22. BÖLÜM" ÖPÜCÜK"

126K 4.5K 1.3K
                                    


Lütfen oy vermeyi yorum yapmayı unutmayın.

22. BÖLÜM "ÖPÜCÜK"

Cesur Cerrahoğlu

Beni boğuyorsun.

Aklımdan çıkaramadığım bu iki kelime canımı öyle çok yakmıştı ki dakikalarca etkisinden çıkamamıştım ve hala etkisindeydim.

Kırgındım.

Kendi gözümden bile sakındığım kadını incittiğimin farkında değildim. Çokmu korumacı davranmıştım yoksa biri canını sıkıp sinirinimi benden aldı anlamadım.

Yine de onu ardımda bırakıp gidemedim, zor günler geçiriyordu, yaşadıklarını unutması imkansızdı ve yüzleşmekten kaçındığı gerçekleri kabul etmesi biraz zaman alacaktı.

Her ne olursa olsun yanında kalacaktım. İster kalbimi kırsın ister parçalasın ben hep affeden taraf olacağım.

Küçüğüme asla sırtımı dönmem.

Yerleşkenin giriş kapısına arabanın içinde uzaktan bakarken kendimle, hatalarım ve doğrularımla tartışmayı bıraktım, nerede hata yaptığımı bulamadım ve çareyi Asaf'ı arayarak bulmayı ümit ettim, telefonu açtığı gibi "Çıkmazım var aşamıyorum." dedim. "Bana yol göstermelisin." Şaşırdığını hissettim, epeydir onu canımı sıkan düşünceler için rahatsız etmiyordum.

"Seni çıkmaza sürükleyen kim?"

"Nisa." dediğimde Asaf'ın yutkunduğunu duydum, benim hassas noktam haline gelmişti ve acı çektiğini görmeye dayanamıyordum. Elimden gelen tek şey sessizce yanında durup günden güne kabuğuna biraz daha çekildiğini izlemekti. "Sence onu boğuyor muyum?

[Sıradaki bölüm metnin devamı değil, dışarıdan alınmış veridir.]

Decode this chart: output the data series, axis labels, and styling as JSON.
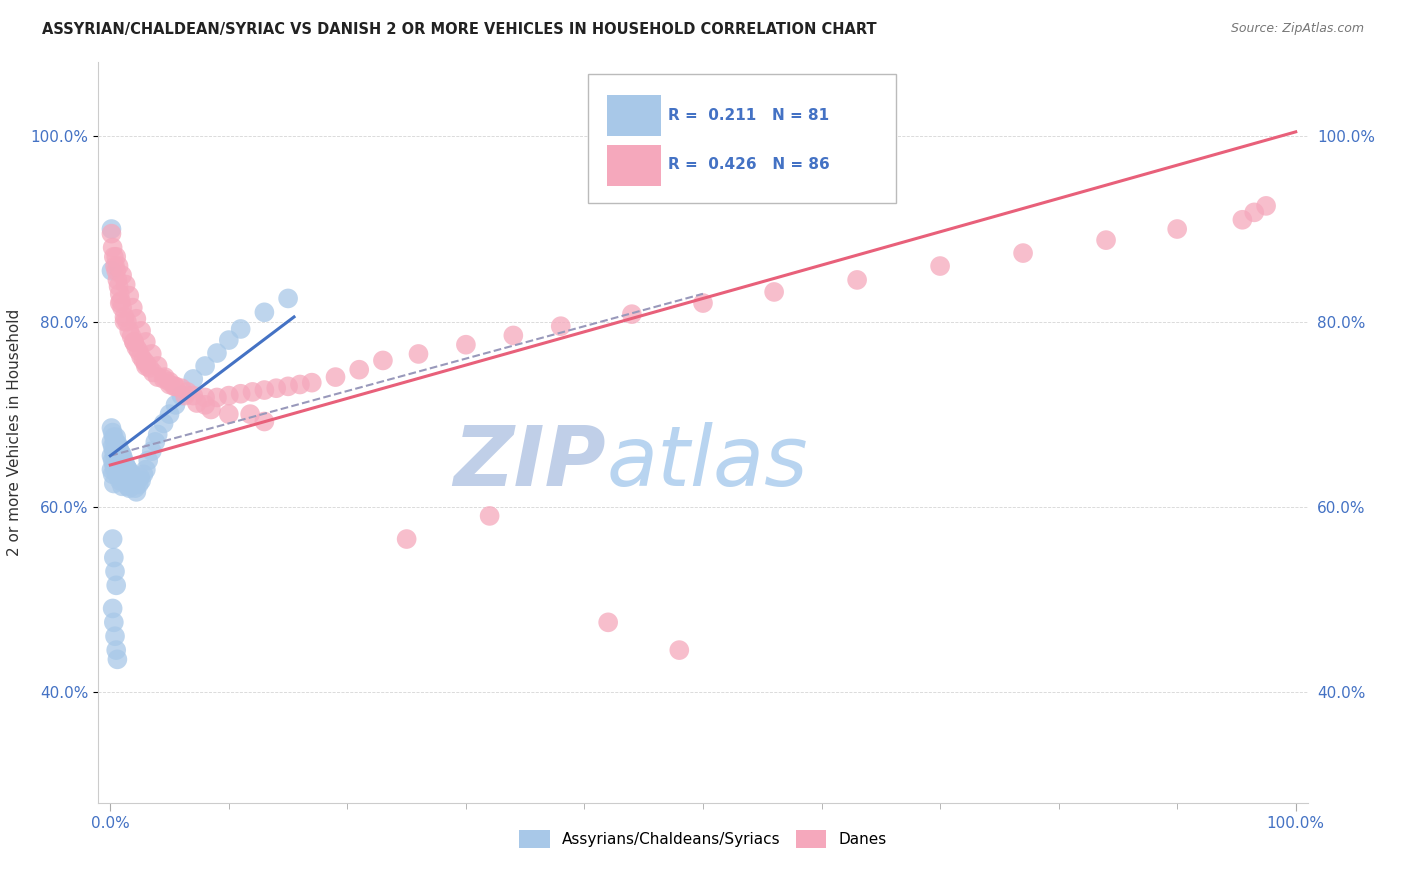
{
  "title": "ASSYRIAN/CHALDEAN/SYRIAC VS DANISH 2 OR MORE VEHICLES IN HOUSEHOLD CORRELATION CHART",
  "source": "Source: ZipAtlas.com",
  "ylabel": "2 or more Vehicles in Household",
  "legend_label1": "Assyrians/Chaldeans/Syriacs",
  "legend_label2": "Danes",
  "R1": 0.211,
  "N1": 81,
  "R2": 0.426,
  "N2": 86,
  "color_blue": "#a8c8e8",
  "color_pink": "#f5a8bc",
  "color_blue_line": "#4472c4",
  "color_pink_line": "#e8607a",
  "color_blue_text": "#4472c4",
  "color_dashed_line": "#9999bb",
  "ytick_vals": [
    0.4,
    0.6,
    0.8,
    1.0
  ],
  "ytick_labels": [
    "40.0%",
    "60.0%",
    "80.0%",
    "100.0%"
  ],
  "ylim_min": 0.28,
  "ylim_max": 1.08,
  "xlim_min": -0.01,
  "xlim_max": 1.01,
  "blue_line_x0": 0.0,
  "blue_line_y0": 0.655,
  "blue_line_x1": 0.155,
  "blue_line_y1": 0.805,
  "pink_line_x0": 0.0,
  "pink_line_y0": 0.645,
  "pink_line_x1": 1.0,
  "pink_line_y1": 1.005,
  "dash_line_x0": 0.0,
  "dash_line_y0": 0.655,
  "dash_line_x1": 0.5,
  "dash_line_y1": 0.83,
  "blue_x": [
    0.001,
    0.001,
    0.001,
    0.001,
    0.002,
    0.002,
    0.002,
    0.002,
    0.003,
    0.003,
    0.003,
    0.003,
    0.004,
    0.004,
    0.004,
    0.005,
    0.005,
    0.005,
    0.006,
    0.006,
    0.006,
    0.007,
    0.007,
    0.007,
    0.008,
    0.008,
    0.008,
    0.009,
    0.009,
    0.01,
    0.01,
    0.01,
    0.011,
    0.011,
    0.012,
    0.012,
    0.013,
    0.013,
    0.014,
    0.015,
    0.015,
    0.016,
    0.016,
    0.017,
    0.018,
    0.019,
    0.02,
    0.021,
    0.022,
    0.023,
    0.024,
    0.025,
    0.026,
    0.028,
    0.03,
    0.032,
    0.035,
    0.038,
    0.04,
    0.045,
    0.05,
    0.055,
    0.06,
    0.07,
    0.08,
    0.09,
    0.1,
    0.11,
    0.13,
    0.15,
    0.001,
    0.001,
    0.002,
    0.003,
    0.004,
    0.005,
    0.002,
    0.003,
    0.004,
    0.005,
    0.006
  ],
  "blue_y": [
    0.685,
    0.67,
    0.655,
    0.64,
    0.68,
    0.665,
    0.65,
    0.635,
    0.675,
    0.66,
    0.645,
    0.625,
    0.67,
    0.655,
    0.64,
    0.675,
    0.66,
    0.645,
    0.668,
    0.65,
    0.635,
    0.665,
    0.648,
    0.632,
    0.66,
    0.642,
    0.628,
    0.658,
    0.64,
    0.656,
    0.638,
    0.622,
    0.652,
    0.634,
    0.648,
    0.63,
    0.645,
    0.627,
    0.642,
    0.64,
    0.622,
    0.638,
    0.62,
    0.635,
    0.632,
    0.628,
    0.624,
    0.62,
    0.616,
    0.628,
    0.624,
    0.632,
    0.628,
    0.635,
    0.64,
    0.65,
    0.66,
    0.67,
    0.678,
    0.69,
    0.7,
    0.71,
    0.72,
    0.738,
    0.752,
    0.766,
    0.78,
    0.792,
    0.81,
    0.825,
    0.9,
    0.855,
    0.565,
    0.545,
    0.53,
    0.515,
    0.49,
    0.475,
    0.46,
    0.445,
    0.435
  ],
  "pink_x": [
    0.001,
    0.002,
    0.003,
    0.004,
    0.005,
    0.006,
    0.007,
    0.008,
    0.009,
    0.01,
    0.012,
    0.014,
    0.016,
    0.018,
    0.02,
    0.022,
    0.024,
    0.026,
    0.028,
    0.03,
    0.033,
    0.036,
    0.04,
    0.045,
    0.05,
    0.055,
    0.06,
    0.065,
    0.07,
    0.08,
    0.09,
    0.1,
    0.11,
    0.12,
    0.13,
    0.14,
    0.15,
    0.16,
    0.17,
    0.19,
    0.21,
    0.23,
    0.26,
    0.3,
    0.34,
    0.38,
    0.44,
    0.5,
    0.56,
    0.63,
    0.7,
    0.77,
    0.84,
    0.9,
    0.955,
    0.965,
    0.975,
    0.005,
    0.007,
    0.01,
    0.013,
    0.016,
    0.019,
    0.022,
    0.026,
    0.03,
    0.035,
    0.04,
    0.046,
    0.054,
    0.063,
    0.073,
    0.085,
    0.1,
    0.118,
    0.008,
    0.012,
    0.02,
    0.03,
    0.05,
    0.08,
    0.13,
    0.25,
    0.42,
    0.32,
    0.48
  ],
  "pink_y": [
    0.895,
    0.88,
    0.87,
    0.86,
    0.855,
    0.845,
    0.838,
    0.83,
    0.822,
    0.815,
    0.805,
    0.8,
    0.79,
    0.784,
    0.778,
    0.772,
    0.768,
    0.762,
    0.758,
    0.752,
    0.75,
    0.745,
    0.74,
    0.738,
    0.735,
    0.73,
    0.728,
    0.724,
    0.72,
    0.718,
    0.718,
    0.72,
    0.722,
    0.724,
    0.726,
    0.728,
    0.73,
    0.732,
    0.734,
    0.74,
    0.748,
    0.758,
    0.765,
    0.775,
    0.785,
    0.795,
    0.808,
    0.82,
    0.832,
    0.845,
    0.86,
    0.874,
    0.888,
    0.9,
    0.91,
    0.918,
    0.925,
    0.87,
    0.86,
    0.85,
    0.84,
    0.828,
    0.815,
    0.803,
    0.79,
    0.778,
    0.765,
    0.752,
    0.74,
    0.73,
    0.72,
    0.712,
    0.705,
    0.7,
    0.7,
    0.82,
    0.8,
    0.778,
    0.755,
    0.732,
    0.71,
    0.692,
    0.565,
    0.475,
    0.59,
    0.445
  ]
}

"Hayır. Aksine bence yanında olman Nisa'ya iyi geliyor. İçine atıyor her şeyi paylaşmıyor, acıyı biriktiriyor, kendi başına üstesinden gelmeye çalışıyor ama yaşadıklarını yalnız atlatacağını düşünümüyorum."

"Nisa sandığından daha güçlü."

"Hepimizin düştüğü zamanlar oldu ve tek başına üstesinden gelemedik, destek aldık dostum ve Nisa senin desteğini geri çeviriyor."

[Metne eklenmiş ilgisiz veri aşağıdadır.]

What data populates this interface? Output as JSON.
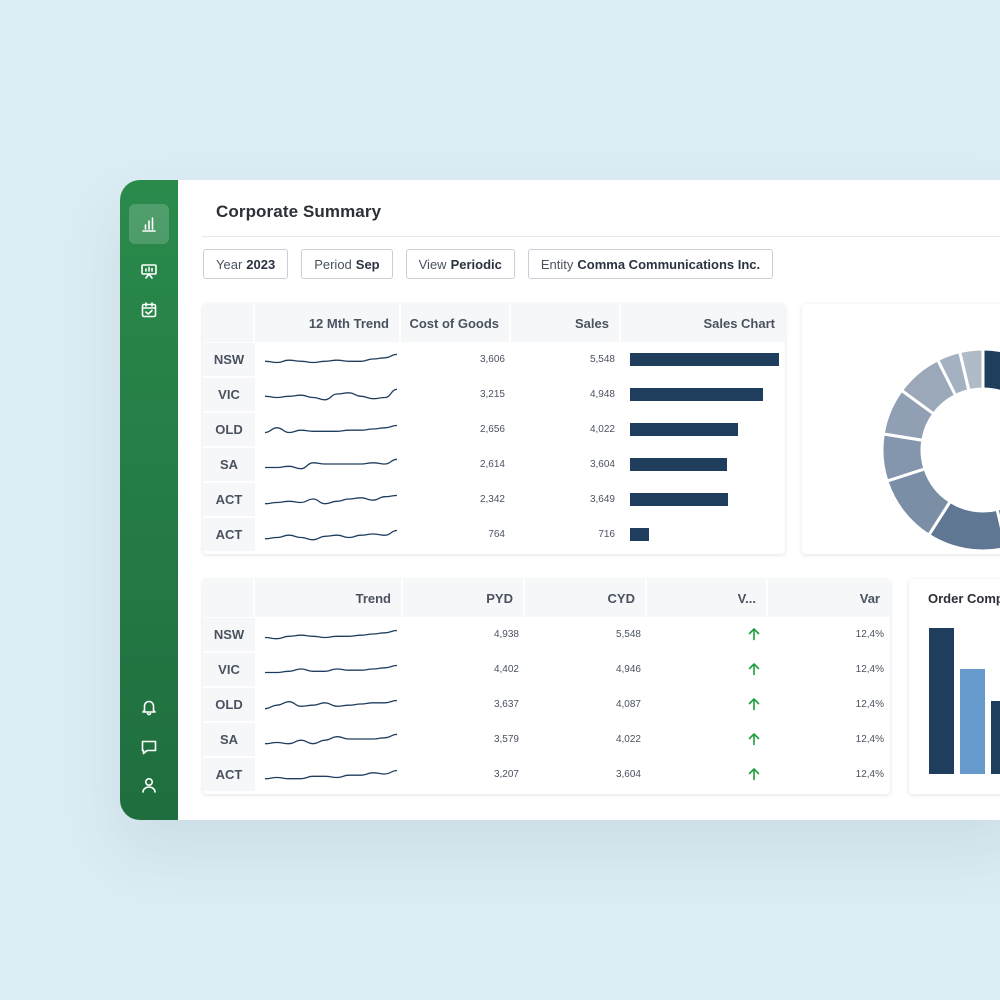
{
  "page": {
    "title": "Corporate Summary"
  },
  "sidebar": {
    "top_icons": [
      "bar-chart-icon",
      "presentation-icon",
      "calendar-check-icon"
    ],
    "bottom_icons": [
      "bell-icon",
      "message-icon",
      "user-icon"
    ]
  },
  "filters": [
    {
      "label": "Year",
      "value": "2023"
    },
    {
      "label": "Period",
      "value": "Sep"
    },
    {
      "label": "View",
      "value": "Periodic"
    },
    {
      "label": "Entity",
      "value": "Comma Communications Inc."
    }
  ],
  "sales_table": {
    "headers": {
      "trend": "12 Mth Trend",
      "cogs": "Cost of Goods",
      "sales": "Sales",
      "chart": "Sales Chart"
    },
    "rows": [
      {
        "region": "NSW",
        "cogs": "3,606",
        "sales": "5,548",
        "bar_value": 5548,
        "spark": [
          8,
          9,
          7,
          8,
          9,
          8,
          7,
          8,
          8,
          6,
          5,
          2
        ]
      },
      {
        "region": "VIC",
        "cogs": "3,215",
        "sales": "4,948",
        "bar_value": 4948,
        "spark": [
          8,
          9,
          8,
          7,
          9,
          11,
          6,
          5,
          8,
          10,
          9,
          2
        ]
      },
      {
        "region": "OLD",
        "cogs": "2,656",
        "sales": "4,022",
        "bar_value": 4022,
        "spark": [
          9,
          5,
          9,
          7,
          8,
          8,
          8,
          7,
          7,
          6,
          5,
          3
        ]
      },
      {
        "region": "SA",
        "cogs": "2,614",
        "sales": "3,604",
        "bar_value": 3604,
        "spark": [
          9,
          9,
          8,
          10,
          5,
          6,
          6,
          6,
          6,
          5,
          6,
          2
        ]
      },
      {
        "region": "ACT",
        "cogs": "2,342",
        "sales": "3,649",
        "bar_value": 3649,
        "spark": [
          10,
          9,
          8,
          9,
          6,
          10,
          8,
          6,
          5,
          7,
          4,
          3
        ]
      },
      {
        "region": "ACT",
        "cogs": "764",
        "sales": "716",
        "bar_value": 716,
        "spark": [
          10,
          9,
          7,
          9,
          11,
          8,
          7,
          9,
          7,
          6,
          7,
          3
        ]
      }
    ],
    "bar_max": 5548,
    "bar_color": "#1f3e5e"
  },
  "variance_table": {
    "headers": {
      "trend": "Trend",
      "pyd": "PYD",
      "cyd": "CYD",
      "v": "V...",
      "var": "Var"
    },
    "rows": [
      {
        "region": "NSW",
        "pyd": "4,938",
        "cyd": "5,548",
        "var": "12,4%",
        "spark": [
          9,
          10,
          8,
          7,
          8,
          9,
          8,
          8,
          7,
          6,
          5,
          3
        ]
      },
      {
        "region": "VIC",
        "pyd": "4,402",
        "cyd": "4,946",
        "var": "12,4%",
        "spark": [
          9,
          9,
          8,
          6,
          8,
          8,
          6,
          7,
          7,
          6,
          5,
          3
        ]
      },
      {
        "region": "OLD",
        "pyd": "3,637",
        "cyd": "4,087",
        "var": "12,4%",
        "spark": [
          10,
          7,
          4,
          8,
          7,
          5,
          8,
          7,
          6,
          5,
          5,
          3
        ]
      },
      {
        "region": "SA",
        "pyd": "3,579",
        "cyd": "4,022",
        "var": "12,4%",
        "spark": [
          10,
          9,
          10,
          7,
          10,
          7,
          4,
          6,
          6,
          6,
          5,
          2
        ]
      },
      {
        "region": "ACT",
        "pyd": "3,207",
        "cyd": "3,604",
        "var": "12,4%",
        "spark": [
          10,
          9,
          10,
          10,
          8,
          8,
          9,
          7,
          7,
          5,
          6,
          3
        ]
      }
    ],
    "up_color": "#1e9e3e"
  },
  "donut": {
    "slices": [
      {
        "value": 18,
        "color": "#1f3e5e"
      },
      {
        "value": 13,
        "color": "#2d4b6b"
      },
      {
        "value": 9,
        "color": "#4f6a88"
      },
      {
        "value": 11,
        "color": "#5f7792"
      },
      {
        "value": 9.5,
        "color": "#7a8ea5"
      },
      {
        "value": 6.5,
        "color": "#8496ad"
      },
      {
        "value": 6.5,
        "color": "#909fb3"
      },
      {
        "value": 6.5,
        "color": "#9aa8ba"
      },
      {
        "value": 3.2,
        "color": "#a4b1c1"
      },
      {
        "value": 3.2,
        "color": "#b0bbc8"
      }
    ]
  },
  "order_chart": {
    "title": "Order Comp",
    "bars": [
      {
        "value": 100,
        "color": "#1f3e5e"
      },
      {
        "value": 72,
        "color": "#6699cc"
      },
      {
        "value": 50,
        "color": "#1f3e5e"
      }
    ]
  }
}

"Kendini hazır hissetmiyor."

Asaf güldü ve sesi her zaman ki gibi bana iyi geldi. "Nisa'yı bana karşı savunmak içinmi aradın?"

Öylemi yapıyordum. "Beni yanında istemedi."

"Rahat bırak sende."

"Faruk Akçalı dışardayken yapamam." Nisa'nın durgunluğunu gölgede bırakan endişeyi gözlerinde gördüğüm an aklıma geldi, saklamaya çalışsa da başaramadı. "Başka bir şey var, bana söylemedi."

"Abartıyorsun, nefes almasına izin ver."

"Yapamam, onu gözümün önünden ayıramam. Ne hale geldiğini gördün aynı hatayı tekrar etmemi isteme benden."

"Şu an ne yapıyorsun?"

"Arabadayım ve Nisa'nın yerleşkenin kapısından çıkmasını bekliyorum."

"Ona hissettirme sakın. Güven zor kazanılan ve zaman isteyen bir duygu, yalnız kaldığımızda sığındığımız ilk kapıdır ve Nisa gibi gidecek başka kapısı olmayanlar için tek dayanaktır."

"Eve gidemedim."

"Kal onunla ama uzaktan bakarak yap."

"İyi ki varsın dostum."  Yoksa çıkmazlarım beni yer bitirirdi.

"Sen de öyle kardeşim."

Telefonu kapattım. Gözlerimi tek bir saniye ayırmadığım kapıdan Burak Aksoy çıktı ve ardından beklediğim kişi çıkınca kaşlarım endişeyle çatıldı. Belanın adıydı bu adam ve yapmadığı pis iş yoktu. Elimin altındaki direksiyonu sıktım, Nisa'nın onun yanında ne işi vardı?